Tuesday, October 31, 2017


Let's say you just caught your spouse in a compromising situation.  You leave him or her and decide, in your worst of worst times, to write him/her a scathing letter on Google Docs.  Maybe you even got a little extreme in what you might do to get back.

Within an hour of hitting "save" there's a knock on your door.

It's the police.  They received a notice from Google that you were planning a possible terrorist act.  Of course, you planned no such thing. Did Google "see" you googling how to make a bomb?  Were you searching for theaters where firearms were banned?

As the police snap the metal bracelets on your wrists they inform you that you were writing out your plans on Google Docs.

Sound like fantasy?  THINK AGAIN.
In response to some of these reports [of being locked out of Google Docs], a Google employee tweeted that the team handling Google Docs was looking into the matter. Later Tuesday, Google said in a statement that it had "made a code push that incorrectly flagged a small percentage of Google Docs as abusive, which caused those documents to be automatically blocked.
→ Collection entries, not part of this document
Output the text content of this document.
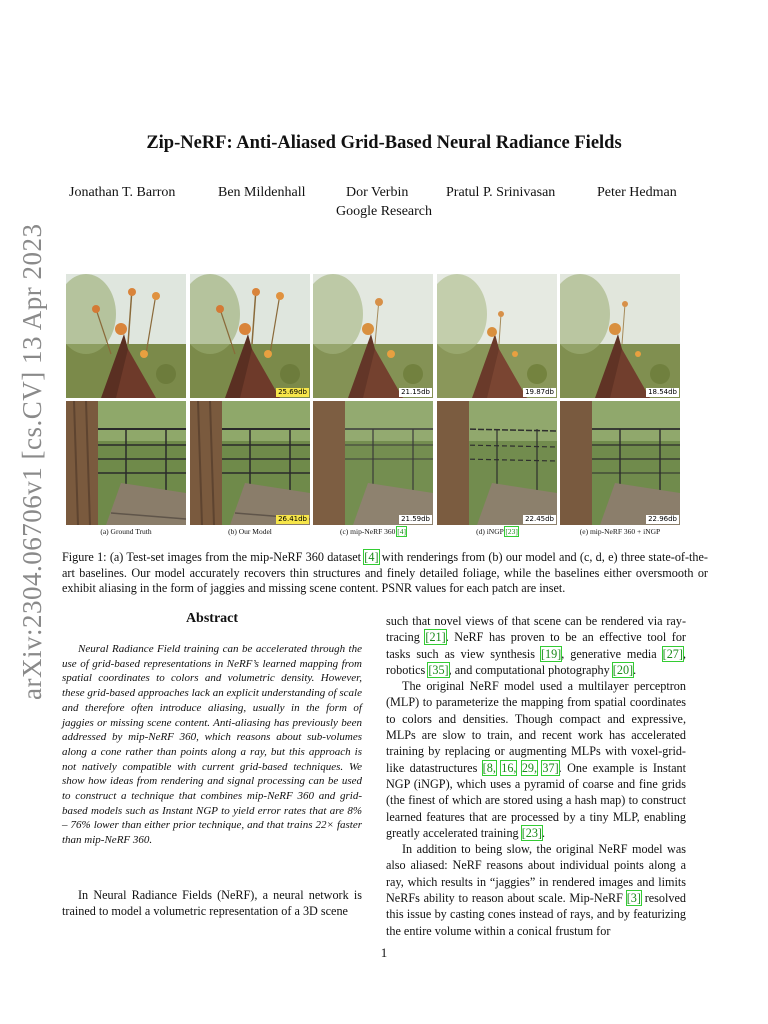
arXiv:2304.06706v1 [cs.CV] 13 Apr 2023
Zip-NeRF: Anti-Aliased Grid-Based Neural Radiance Fields
Jonathan T. Barron	Ben Mildenhall	Dor Verbin	Pratul P. Srinivasan	Peter Hedman
Google Research
25.69db	21.15db	19.87db	18.54db
26.41db	21.59db	22.45db	22.96db
(a) Ground Truth	(b) Our Model	(c) mip-NeRF 360 [4]	(d) iNGP [23]	(e) mip-NeRF 360 + iNGP
Figure 1: (a) Test-set images from the mip-NeRF 360 dataset [4] with renderings from (b) our model and (c, d, e) three state-of-the-art baselines. Our model accurately recovers thin structures and finely detailed foliage, while the baselines either oversmooth or exhibit aliasing in the form of jaggies and missing scene content. PSNR values for each patch are inset.
Abstract

Neural Radiance Field training can be accelerated through the use of grid-based representations in NeRF’s learned mapping from spatial coordinates to colors and volumetric density. However, these grid-based approaches lack an explicit understanding of scale and therefore often introduce aliasing, usually in the form of jaggies or missing scene content. Anti-aliasing has previously been addressed by mip-NeRF 360, which reasons about sub-volumes along a cone rather than points along a ray, but this approach is not natively compatible with current grid-based techniques. We show how ideas from rendering and signal processing can be used to construct a technique that combines mip-NeRF 360 and grid-based models such as Instant NGP to yield error rates that are 8% – 76% lower than either prior technique, and that trains 22× faster than mip-NeRF 360.

In Neural Radiance Fields (NeRF), a neural network is trained to model a volumetric representation of a 3D scene

such that novel views of that scene can be rendered via ray-tracing [21]. NeRF has proven to be an effective tool for tasks such as view synthesis [19], generative media [27], robotics [35], and computational photography [20].

The original NeRF model used a multilayer perceptron (MLP) to parameterize the mapping from spatial coordinates to colors and densities. Though compact and expressive, MLPs are slow to train, and recent work has accelerated training by replacing or augmenting MLPs with voxel-grid-like datastructures [8, 16, 29, 37]. One example is Instant NGP (iNGP), which uses a pyramid of coarse and fine grids (the finest of which are stored using a hash map) to construct learned features that are processed by a tiny MLP, enabling greatly accelerated training [23].

In addition to being slow, the original NeRF model was also aliased: NeRF reasons about individual points along a ray, which results in “jaggies” in rendered images and limits NeRFs ability to reason about scale. Mip-NeRF [3] resolved this issue by casting cones instead of rays, and by featurizing the entire volume within a conical frustum for

1
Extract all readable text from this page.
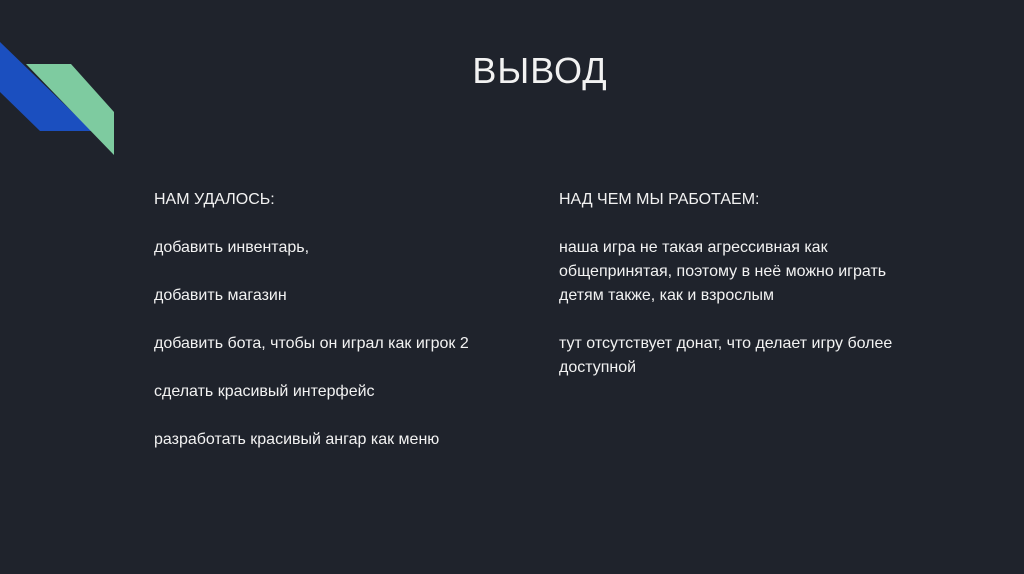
ВЫВОД

НАМ УДАЛОСЬ:

добавить инвентарь,

добавить магазин

добавить бота, чтобы он играл как игрок 2

сделать красивый интерфейс

разработать красивый ангар как меню

НАД ЧЕМ МЫ РАБОТАЕМ:

наша игра не такая агрессивная как общепринятая, поэтому в неё можно играть детям также, как и взрослым

тут отсутствует донат, что делает игру более доступной
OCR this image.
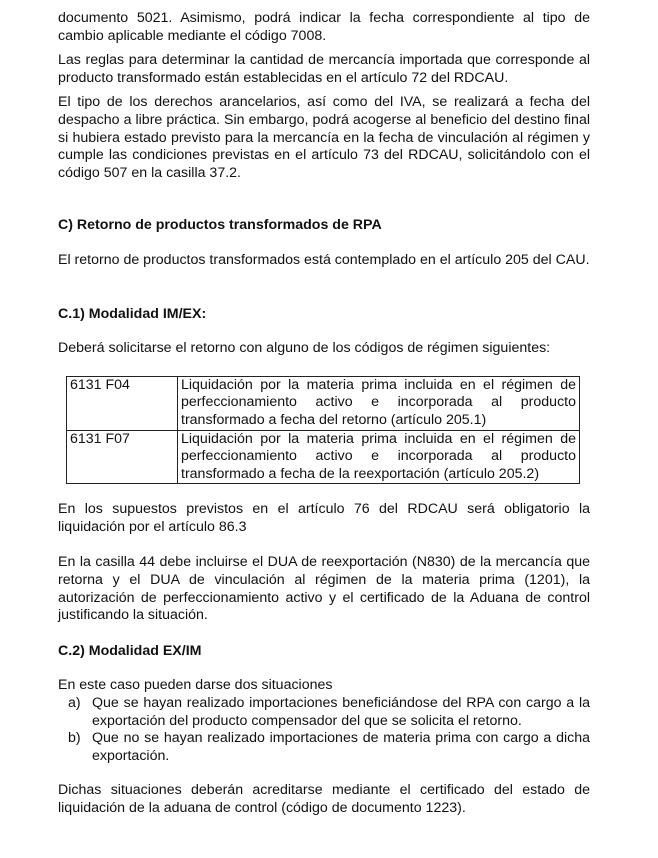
documento 5021. Asimismo, podrá indicar la fecha correspondiente al tipo de cambio aplicable mediante el código 7008.

Las reglas para determinar la cantidad de mercancía importada que corresponde al producto transformado están establecidas en el artículo 72 del RDCAU.

El tipo de los derechos arancelarios, así como del IVA, se realizará a fecha del despacho a libre práctica. Sin embargo, podrá acogerse al beneficio del destino final si hubiera estado previsto para la mercancía en la fecha de vinculación al régimen y cumple las condiciones previstas en el artículo 73 del RDCAU, solicitándolo con el código 507 en la casilla 37.2.

C) Retorno de productos transformados de RPA

El retorno de productos transformados está contemplado en el artículo 205 del CAU.

C.1) Modalidad IM/EX:

Deberá solicitarse el retorno con alguno de los códigos de régimen siguientes:

6131 F04	Liquidación por la materia prima incluida en el régimen de perfeccionamiento activo e incorporada al producto transformado a fecha del retorno (artículo 205.1)
6131 F07	Liquidación por la materia prima incluida en el régimen de perfeccionamiento activo e incorporada al producto transformado a fecha de la reexportación (artículo 205.2)

En los supuestos previstos en el artículo 76 del RDCAU será obligatorio la liquidación por el artículo 86.3

En la casilla 44 debe incluirse el DUA de reexportación (N830) de la mercancía que retorna y el DUA de vinculación al régimen de la materia prima (1201), la autorización de perfeccionamiento activo y el certificado de la Aduana de control justificando la situación.

C.2) Modalidad EX/IM

En este caso pueden darse dos situaciones

a) Que se hayan realizado importaciones beneficiándose del RPA con cargo a la exportación del producto compensador del que se solicita el retorno.
b) Que no se hayan realizado importaciones de materia prima con cargo a dicha exportación.

Dichas situaciones deberán acreditarse mediante el certificado del estado de liquidación de la aduana de control (código de documento 1223).
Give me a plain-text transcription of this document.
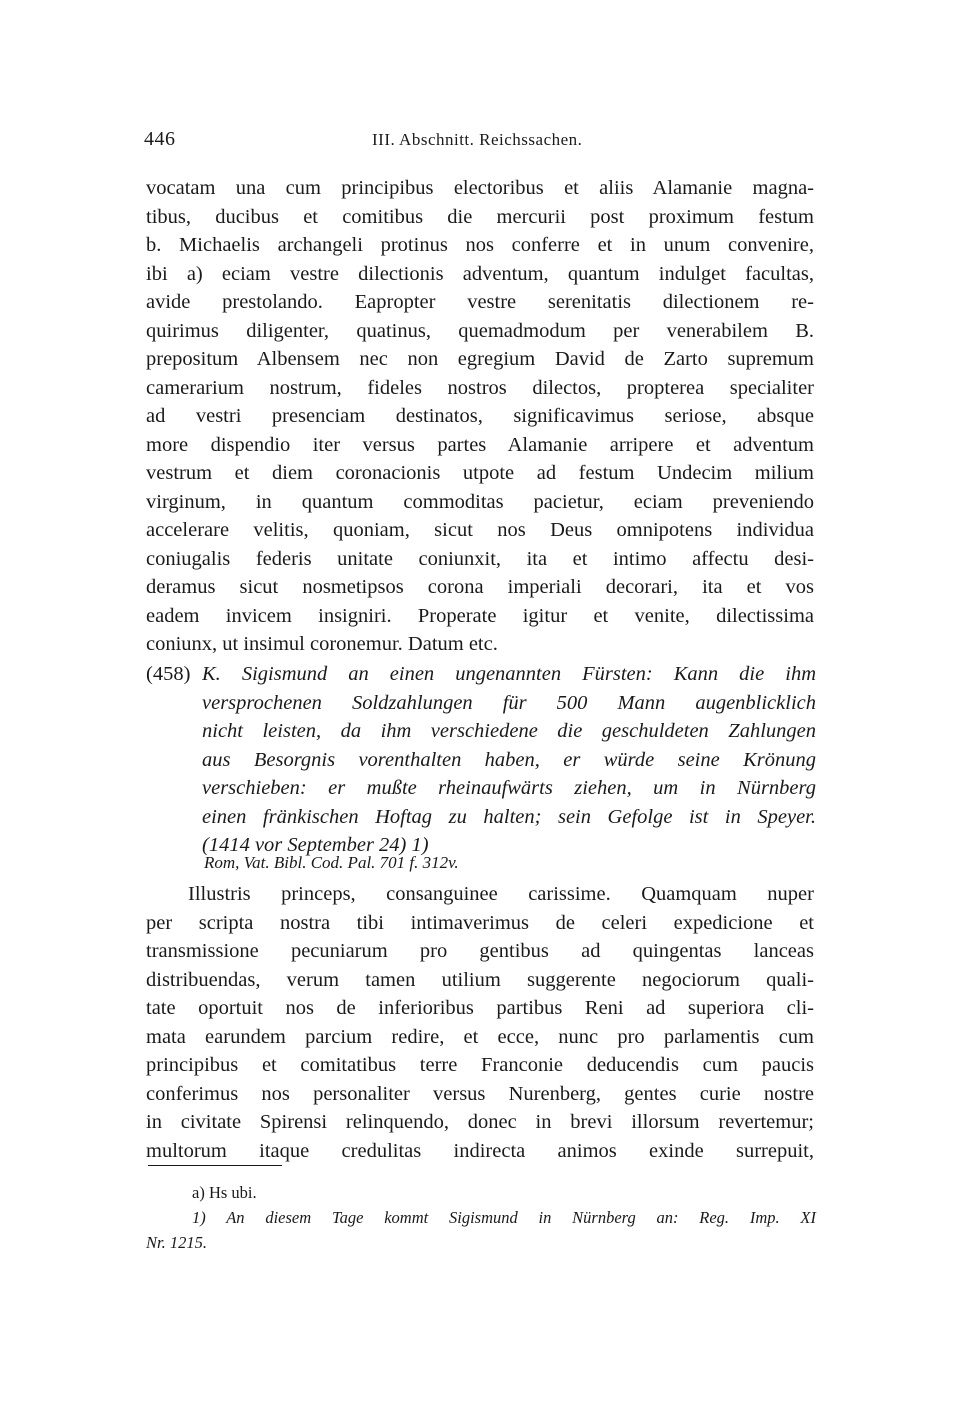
446	III. Abschnitt. Reichssachen.
vocatam una cum principibus electoribus et aliis Alamanie magna-
tibus, ducibus et comitibus die mercurii post proximum festum
b. Michaelis archangeli protinus nos conferre et in unum convenire,
ibi a) eciam vestre dilectionis adventum, quantum indulget facultas,
avide prestolando. Eapropter vestre serenitatis dilectionem re-
quirimus diligenter, quatinus, quemadmodum per venerabilem B.
prepositum Albensem nec non egregium David de Zarto supremum
camerarium nostrum, fideles nostros dilectos, propterea specialiter
ad vestri presenciam destinatos, significavimus seriose, absque
more dispendio iter versus partes Alamanie arripere et adventum
vestrum et diem coronacionis utpote ad festum Undecim milium
virginum, in quantum commoditas pacietur, eciam preveniendo
accelerare velitis, quoniam, sicut nos Deus omnipotens individua
coniugalis federis unitate coniunxit, ita et intimo affectu desi-
deramus sicut nosmetipsos corona imperiali decorari, ita et vos
eadem invicem insigniri. Properate igitur et venite, dilectissima
coniunx, ut insimul coronemur. Datum etc.
(458) K. Sigismund an einen ungenannten Fürsten: Kann die ihm
versprochenen Soldzahlungen für 500 Mann augenblicklich
nicht leisten, da ihm verschiedene die geschuldeten Zahlungen
aus Besorgnis vorenthalten haben, er würde seine Krönung
verschieben: er mußte rheinaufwärts ziehen, um in Nürnberg
einen fränkischen Hoftag zu halten; sein Gefolge ist in Speyer.
(1414 vor September 24) 1)
Rom, Vat. Bibl. Cod. Pal. 701 f. 312v.
Illustris princeps, consanguinee carissime. Quamquam nuper
per scripta nostra tibi intimaverimus de celeri expedicione et
transmissione pecuniarum pro gentibus ad quingentas lanceas
distribuendas, verum tamen utilium suggerente negociorum quali-
tate oportuit nos de inferioribus partibus Reni ad superiora cli-
mata earundem parcium redire, et ecce, nunc pro parlamentis cum
principibus et comitatibus terre Franconie deducendis cum paucis
conferimus nos personaliter versus Nurenberg, gentes curie nostre
in civitate Spirensi relinquendo, donec in brevi illorsum revertemur;
multorum itaque credulitas indirecta animos exinde surrepuit,
a) Hs ubi.
1) An diesem Tage kommt Sigismund in Nürnberg an: Reg. Imp. XI
Nr. 1215.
A fix is in place and all users should have full access to their docs."

Although the error appeared to be a technical glitch, the fact that Google is capable of identifying "bad" Google Docs at all is a reminder: Much of what you upload, receive or type to Google is monitored.
That's why I never use Google Docs.  What I type is none of their business.  And what you say CAN be used against you even if none of it is true.